HW: Sometimes people assume that as companies grow, they’re de-risking themselves. And I actually don’t think that’s true of the best startups. I think the best startups choose to re-risk their business at various milestones because they know that they have the opportunity to expand the set of services or products they offer against a consistent mission.

During my decade at Google, I saw that if you are a successful company, in the near term it is always worth putting more resources on your core business and not in new opportunities because you already know that the ROI will be positive. But the reality is that that’s actually the right time to start placing those next bets because you have the stability of something that’s working. And so you say, “Well, what does that put us in a position to do next?” Is expanding into this new service aligned with the mission? Is it consistent with the capabilities and brand of the company? And is it a big enough problem worth solving?

OS: What’s your take on “lending as a service” type companies?

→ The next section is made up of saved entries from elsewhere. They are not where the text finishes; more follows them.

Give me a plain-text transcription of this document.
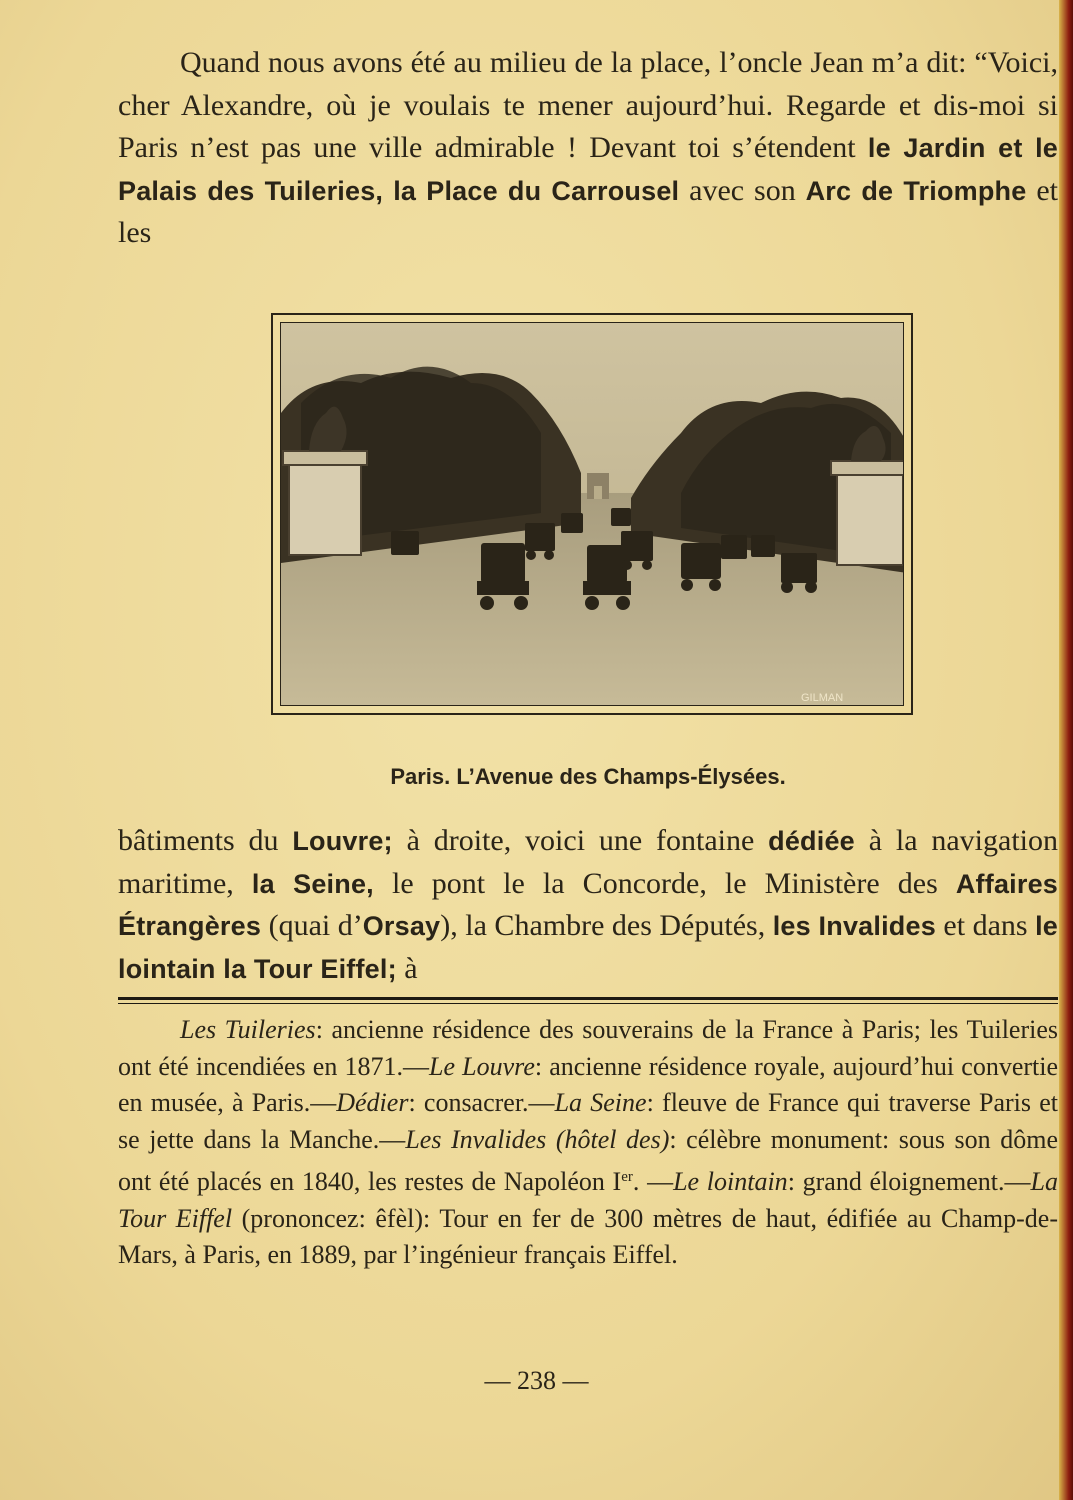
Quand nous avons été au milieu de la place, l’oncle Jean m’a dit: “Voici, cher Alexandre, où je voulais te mener aujourd’hui. Regarde et dis-moi si Paris n’est pas une ville admirable ! Devant toi s’étendent le Jardin et le Palais des Tuileries, la Place du Carrousel avec son Arc de Triomphe et les
GILMAN
Paris. L’Avenue des Champs-Élysées.
bâtiments du Louvre; à droite, voici une fontaine dédiée à la navigation maritime, la Seine, le pont le la Concorde, le Ministère des Affaires Étrangères (quai d’Orsay), la Chambre des Députés, les Invalides et dans le lointain la Tour Eiffel; à
Les Tuileries: ancienne résidence des souverains de la France à Paris; les Tuileries ont été incendiées en 1871.—Le Louvre: ancienne résidence royale, aujourd’hui convertie en musée, à Paris.—Dédier: consacrer.—La Seine: fleuve de France qui traverse Paris et se jette dans la Manche.—Les Invalides (hôtel des): célèbre monument: sous son dôme ont été placés en 1840, les restes de Napoléon Ier. —Le lointain: grand éloignement.—La Tour Eiffel (prononcez: êfèl): Tour en fer de 300 mètres de haut, édifiée au Champ-de-Mars, à Paris, en 1889, par l’ingénieur français Eiffel.
— 238 —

HW: It’s a very interesting and obviously a tremendous area. There are definitely challenges for companies trying to break into that. I think some of those horizontal plays and those essential infrastructure plays are interesting, but you have to figure out how to run a very lean, tight ship because it’s only going to make sense if you can get to a certain scale. You need to decide what sort of risk you’re taking on, what sort of value you add, and if that value actually catalyzes the underlying business of your partners. But looking at the Affirm’s and so forth of the world, it’s clear that there are very smart people in this space who can get and preserve some margin because they’re doing something their partners probably can’t do for themselves, and increase revenue by taking on some of that processing risk. We think it’s one of those businesses where value is going to accrue to a very small number of players.

We’ve seen some other areas that we think are less competitive that are more emerging in the infrastructure space of banking, insurance pricing, and reinsurance. When it’s an area like this, I get really excited when I hear somebody with a contrarian take. If that person is right, they are going to potentially have an outsized result versus a bunch of people who are like, “Oh, I’m going to do Square credit for influencers, or I’m going to do credit for Patreon.” I don’t think those are, by themselves, interesting, discernible big businesses. They don’t have the same vision mission objective that, for example, TrueAccord does. Sometimes if you build the right platform, what other people are calling companies, you can call features and products.

“Sometimes if you build the right platform, what other people are calling companies, you can call features and products.”

OS: Can you tell us more about your investment philosophy and what’s next for Homebrew: How do you balance pattern recognition and Diversity & Inclusion when making early stage investments? 

HW: We believe it really starts by being accessible—we respond to every cold email, work to meet new people and communities that weren’t just based on our own work histories, and bring a ‘pay it forward’ attitude to working with underrepresented segments in tech. That said, there’s still plenty of work to be done—while we’ve historically invested in female-founded companies at a rate 4-5x the industry average, I don’t believe our portfolio is yet representative of our ambitions when it comes to other underrepresented segments such as Black founders. Hopefully I’ll update this a year from now and we’ll have more to say there!